Хоть слова и были изменены, я вдруг вспомнил, как впервые услышал их, в версии старого и теперь заброшенного молитвенника королевы Елизаветы. Это произошло на похоронах моего деда в Рейвенсден–Эбби. Даже пятилетним ребёнком я подумал, как ложно звучат слова: «суждено жить недолго и в мучениях», когда мне казалось, что дед жил вечно и был полон беззаботной радости до последнего дня. Однако, услышав их снова спустя всего несколько недель на похоронах отца, я уже подумал иначе. Наверное, между двумя этими погребальными службами, случившимися так скоро одна за другой, я повзрослел быстрее, чем это свойственно большинству детей пяти лет.
Джеймс Вивиан, лейтенант, как и Уоррендер, бросил горсть земли на саван, когда тело опустили в неподатливую шотландскую почву, и Гейл продолжил богослужение.
«Коль возжелал Господь Всемогущий своей великой милостию принять душу брата нашего, ныне почившего, мы предаём земле тело его: земля к земле, пепел к пеплу, прах к праху…»
Я смотрел на море за кладбищем и думал о тех, кого любил, и кто теперь обратился в прах: о деде с бабкой, об отце и сестре. Вскоре эти слова произнесут и надо мной, ибо живым я не покину здешние воды.

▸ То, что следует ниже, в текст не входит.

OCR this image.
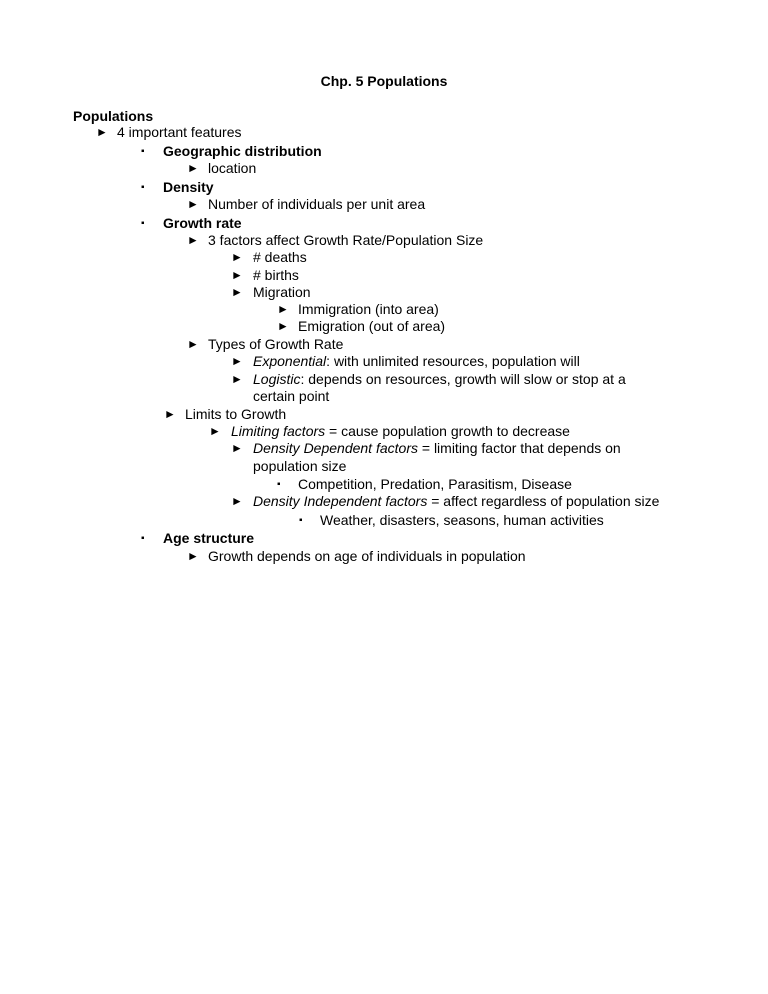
Chp. 5 Populations
Populations
► 4 important features
▪ Geographic distribution
► location
▪ Density
► Number of individuals per unit area
▪ Growth rate
► 3 factors affect Growth Rate/Population Size
► # deaths
► # births
► Migration
► Immigration (into area)
► Emigration (out of area)
► Types of Growth Rate
► Exponential: with unlimited resources, population will
► Logistic: depends on resources, growth will slow or stop at a
certain point
► Limits to Growth
► Limiting factors = cause population growth to decrease
► Density Dependent factors = limiting factor that depends on
population size
▪ Competition, Predation, Parasitism, Disease
► Density Independent factors = affect regardless of population size
▪ Weather, disasters, seasons, human activities
▪ Age structure
► Growth depends on age of individuals in population
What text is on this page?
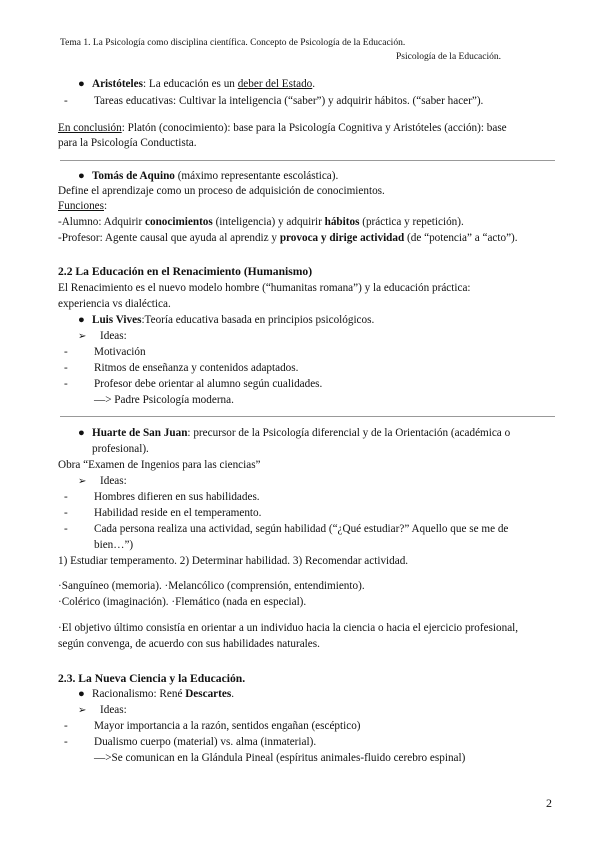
Tema 1. La Psicología como disciplina científica. Concepto de Psicología de la Educación.
Psicología de la Educación.
● Aristóteles: La educación es un deber del Estado.
- Tareas educativas: Cultivar la inteligencia (“saber”) y adquirir hábitos. (“saber hacer”).
En conclusión: Platón (conocimiento): base para la Psicología Cognitiva y Aristóteles (acción): base
para la Psicología Conductista.
● Tomás de Aquino (máximo representante escolástica).
Define el aprendizaje como un proceso de adquisición de conocimientos.
Funciones:
-Alumno: Adquirir conocimientos (inteligencia) y adquirir hábitos (práctica y repetición).
-Profesor: Agente causal que ayuda al aprendiz y provoca y dirige actividad (de “potencia” a “acto”).
2.2 La Educación en el Renacimiento (Humanismo)
El Renacimiento es el nuevo modelo hombre (“humanitas romana”) y la educación práctica:
experiencia vs dialéctica.
● Luis Vives:Teoría educativa basada en principios psicológicos.
➢ Ideas:
- Motivación
- Ritmos de enseñanza y contenidos adaptados.
- Profesor debe orientar al alumno según cualidades.
—> Padre Psicología moderna.
● Huarte de San Juan: precursor de la Psicología diferencial y de la Orientación (académica o
profesional).
Obra “Examen de Ingenios para las ciencias”
➢ Ideas:
- Hombres difieren en sus habilidades.
- Habilidad reside en el temperamento.
- Cada persona realiza una actividad, según habilidad (“¿Qué estudiar?” Aquello que se me de
bien…”)
1) Estudiar temperamento. 2) Determinar habilidad. 3) Recomendar actividad.
·Sanguíneo (memoria). ·Melancólico (comprensión, entendimiento).
·Colérico (imaginación). ·Flemático (nada en especial).
·El objetivo último consistía en orientar a un individuo hacia la ciencia o hacia el ejercicio profesional,
según convenga, de acuerdo con sus habilidades naturales.
2.3. La Nueva Ciencia y la Educación.
● Racionalismo: René Descartes.
➢ Ideas:
- Mayor importancia a la razón, sentidos engañan (escéptico)
- Dualismo cuerpo (material) vs. alma (inmaterial).
—>Se comunican en la Glándula Pineal (espíritus animales-fluido cerebro espinal)
2
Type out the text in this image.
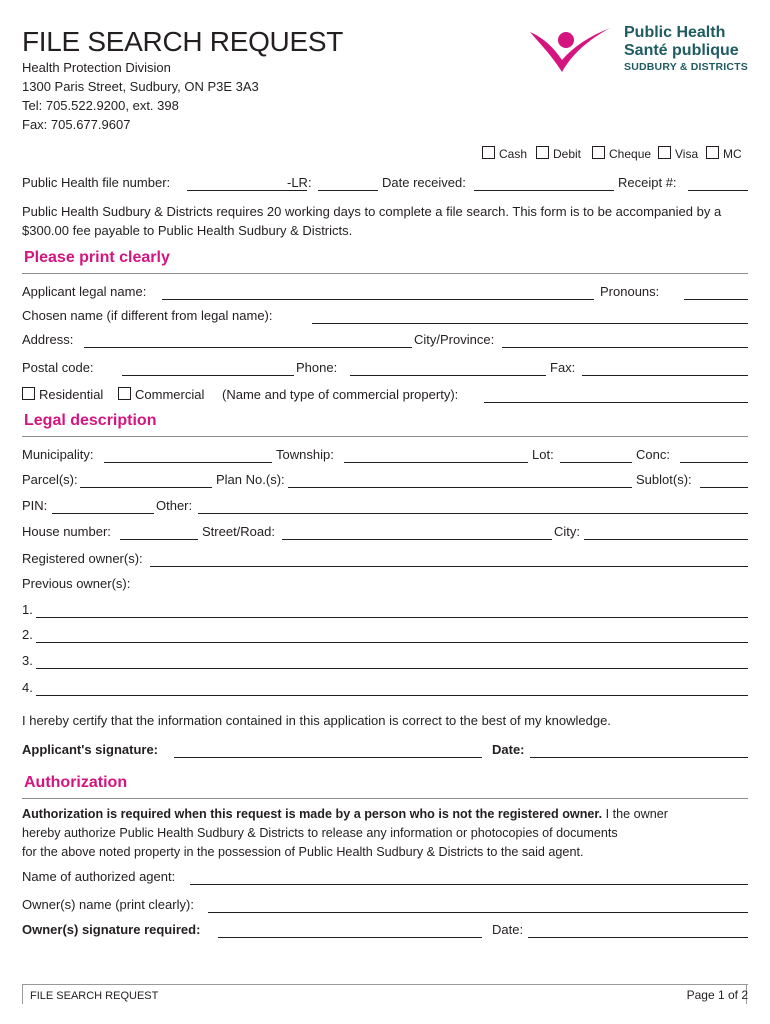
FILE SEARCH REQUEST
Health Protection Division
1300 Paris Street, Sudbury, ON P3E 3A3
Tel: 705.522.9200, ext. 398
Fax: 705.677.9607
Public Health
Santé publique
SUDBURY & DISTRICTS
Cash	Debit	Cheque	Visa	MC
Public Health file number:	-LR:	Date received:	Receipt #:
Public Health Sudbury & Districts requires 20 working days to complete a file search. This form is to be accompanied by a $300.00 fee payable to Public Health Sudbury & Districts.
Please print clearly
Applicant legal name:	Pronouns:
Chosen name (if different from legal name):
Address:	City/Province:
Postal code:	Phone:	Fax:
Residential	Commercial (Name and type of commercial property):
Legal description
Municipality:	Township:	Lot:	Conc:
Parcel(s):	Plan No.(s):	Sublot(s):
PIN:	Other:
House number:	Street/Road:	City:
Registered owner(s):
Previous owner(s):
1.
2.
3.
4.
I hereby certify that the information contained in this application is correct to the best of my knowledge.
Applicant's signature:	Date:
Authorization
Authorization is required when this request is made by a person who is not the registered owner. I the owner
hereby authorize Public Health Sudbury & Districts to release any information or photocopies of documents
for the above noted property in the possession of Public Health Sudbury & Districts to the said agent.
Name of authorized agent:
Owner(s) name (print clearly):
Owner(s) signature required:	Date:
FILE SEARCH REQUEST	Page 1 of 2
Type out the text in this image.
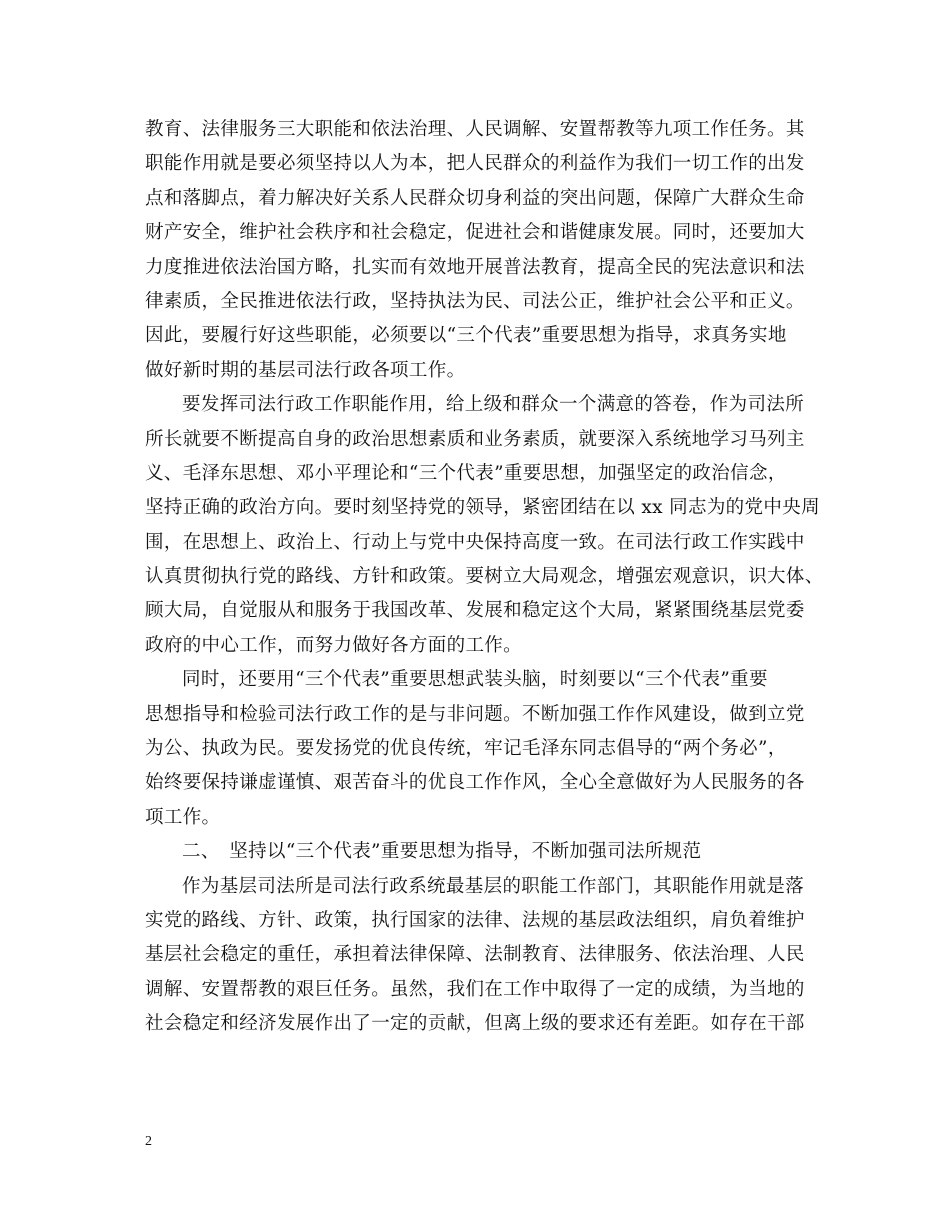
教育、法律服务三大职能和依法治理、人民调解、安置帮教等九项工作任务。其
职能作用就是要必须坚持以人为本，把人民群众的利益作为我们一切工作的出发
点和落脚点，着力解决好关系人民群众切身利益的突出问题，保障广大群众生命
财产安全，维护社会秩序和社会稳定，促进社会和谐健康发展。同时，还要加大
力度推进依法治国方略，扎实而有效地开展普法教育，提高全民的宪法意识和法
律素质，全民推进依法行政，坚持执法为民、司法公正，维护社会公平和正义。
因此，要履行好这些职能，必须要以“三个代表”重要思想为指导，求真务实地
做好新时期的基层司法行政各项工作。
要发挥司法行政工作职能作用，给上级和群众一个满意的答卷，作为司法所
所长就要不断提高自身的政治思想素质和业务素质，就要深入系统地学习马列主
义、毛泽东思想、邓小平理论和“三个代表”重要思想，加强坚定的政治信念，
坚持正确的政治方向。要时刻坚持党的领导，紧密团结在以 xx 同志为的党中央周
围，在思想上、政治上、行动上与党中央保持高度一致。在司法行政工作实践中
认真贯彻执行党的路线、方针和政策。要树立大局观念，增强宏观意识，识大体、
顾大局，自觉服从和服务于我国改革、发展和稳定这个大局，紧紧围绕基层党委
政府的中心工作，而努力做好各方面的工作。
同时，还要用“三个代表”重要思想武装头脑，时刻要以“三个代表”重要
思想指导和检验司法行政工作的是与非问题。不断加强工作作风建设，做到立党
为公、执政为民。要发扬党的优良传统，牢记毛泽东同志倡导的“两个务必”，
始终要保持谦虚谨慎、艰苦奋斗的优良工作作风，全心全意做好为人民服务的各
项工作。
二、　坚持以“三个代表”重要思想为指导，不断加强司法所规范
作为基层司法所是司法行政系统最基层的职能工作部门，其职能作用就是落
实党的路线、方针、政策，执行国家的法律、法规的基层政法组织，肩负着维护
基层社会稳定的重任，承担着法律保障、法制教育、法律服务、依法治理、人民
调解、安置帮教的艰巨任务。虽然，我们在工作中取得了一定的成绩，为当地的
社会稳定和经济发展作出了一定的贡献，但离上级的要求还有差距。如存在干部
2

Служба закончилась. Ланхерн скомандовал почётному караулу «смирно». Мушкеты в руках матросов всегда смотрелись неловко, но среди них нашлись ветераны корнуольской пехоты Гренвиля. Они были лучшими и знали свое дело. Когда останки Натана Уоррендера навеки исчезли под землёй, по команде старшины матросы дали дружный залп. На рейде «Юпитер» дал траурный салют из пяти орудий, и приглушённая канонада разнеслась эхом по холмам Шотландии.